Designer: Clifford Von Wickler
Publisher: Milton Bradley
Date Released: 1931
Number of Players: 2
Age Range: 8 and up
Setup Time: About 5 minutes
Play Time: Around 30 minutes
Originally a pencil and paper game known by various names, Battleship became the renowned game we know today in 1967 when Milton Bradley traded pencil and paper grid for plastic grids with holes where players could place pegs to record their guesses.
A game of Battleship begins with each player deploying their ships (which vary in lengths of 2 to 5 squares) secretly on a square grid. Once their ships are deployed, players take turns shooting at the other player’s grid by calling out a location. The defending responds with whether or not the turn player “Hit” or “Missed” one of their ships.
Players deduce where their enemy’s ships are through deductive reasoning and previous shots. The first player to sink all of their opponent’s ships wins.

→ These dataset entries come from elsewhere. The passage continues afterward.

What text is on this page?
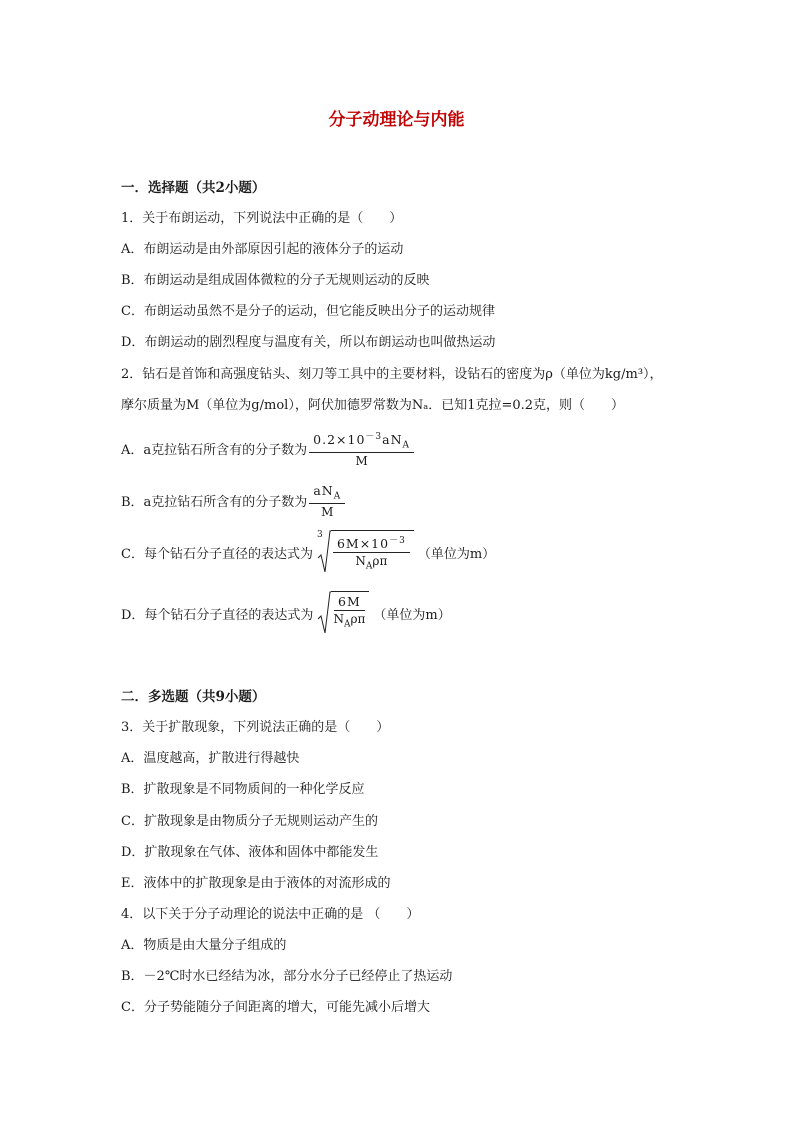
分子动理论与内能
一．选择题（共2小题）
1．关于布朗运动，下列说法中正确的是（　　）
A．布朗运动是由外部原因引起的液体分子的运动
B．布朗运动是组成固体微粒的分子无规则运动的反映
C．布朗运动虽然不是分子的运动，但它能反映出分子的运动规律
D．布朗运动的剧烈程度与温度有关，所以布朗运动也叫做热运动
2．钻石是首饰和高强度钻头、刻刀等工具中的主要材料，设钻石的密度为ρ（单位为kg/m³），
摩尔质量为M（单位为g/mol），阿伏加德罗常数为Nₐ．已知1克拉=0.2克，则（　　）
A．a克拉钻石所含有的分子数为 $\frac{0.2\times 10^{-3}aN_A}{M}$
B．a克拉钻石所含有的分子数为 $\frac{aN_A}{M}$
C．每个钻石分子直径的表达式为
$3 \frac{6M\times 10^{-3}}{N_A\rho\pi}$ （单位为m）
D．每个钻石分子直径的表达式为 $\frac{6M}{N_A\rho\pi}$ （单位为m）
二．多选题（共9小题）
3．关于扩散现象，下列说法正确的是（　　）
A．温度越高，扩散进行得越快
B．扩散现象是不同物质间的一种化学反应
C．扩散现象是由物质分子无规则运动产生的
D．扩散现象在气体、液体和固体中都能发生
E．液体中的扩散现象是由于液体的对流形成的
4．以下关于分子动理论的说法中正确的是 （　　）
A．物质是由大量分子组成的
B．－2℃时水已经结为冰，部分水分子已经停止了热运动
C．分子势能随分子间距离的增大，可能先减小后增大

Battleship is a classic modern tabletop game that’s seen its share of rule changes and promotional tie-ins. It even had an action movie, starring Rihanna, based on it in 2012.
The core gameplay is solid – I’ve even played some of the pencil and paper variants of the game – and it has inspired numerous games that have come after it. The how many did I get right versus how many did I get wrong mechanic gets a twist in games like Mastermind of the 1970s. Battleship even popularized the secret unit deployment game mechanic which was used with great success in 1947’s Stratego. Further still, a game’s duration doesn’t take long which was odd for games of the time. See Monopoly.
But Battleship has limited strategy. You don’t have to thing a whole lot to play it. There are surefire ways to locate another player’s ships (like going in a checkboard pattern on the grid), and you can only hide your ships for so long. A lot of the gameplay comes down to luck, too. If you take down a couple of the smaller ships by dumb luck, you’ll have a much easier time locating the larger ships.
Some of the modern variants have – that have done things like adding islands to the grid, increasing ship placement strategy – have reduced game times further, but even with the shortcoming of a lack of strategy, Battleship remains a classic tabletop game. It deserves its status.
Verdict: A classic tabletop game light on strategy and critical thinking, but strong with two player fun and introduced the world to some game mechanics that are still used today.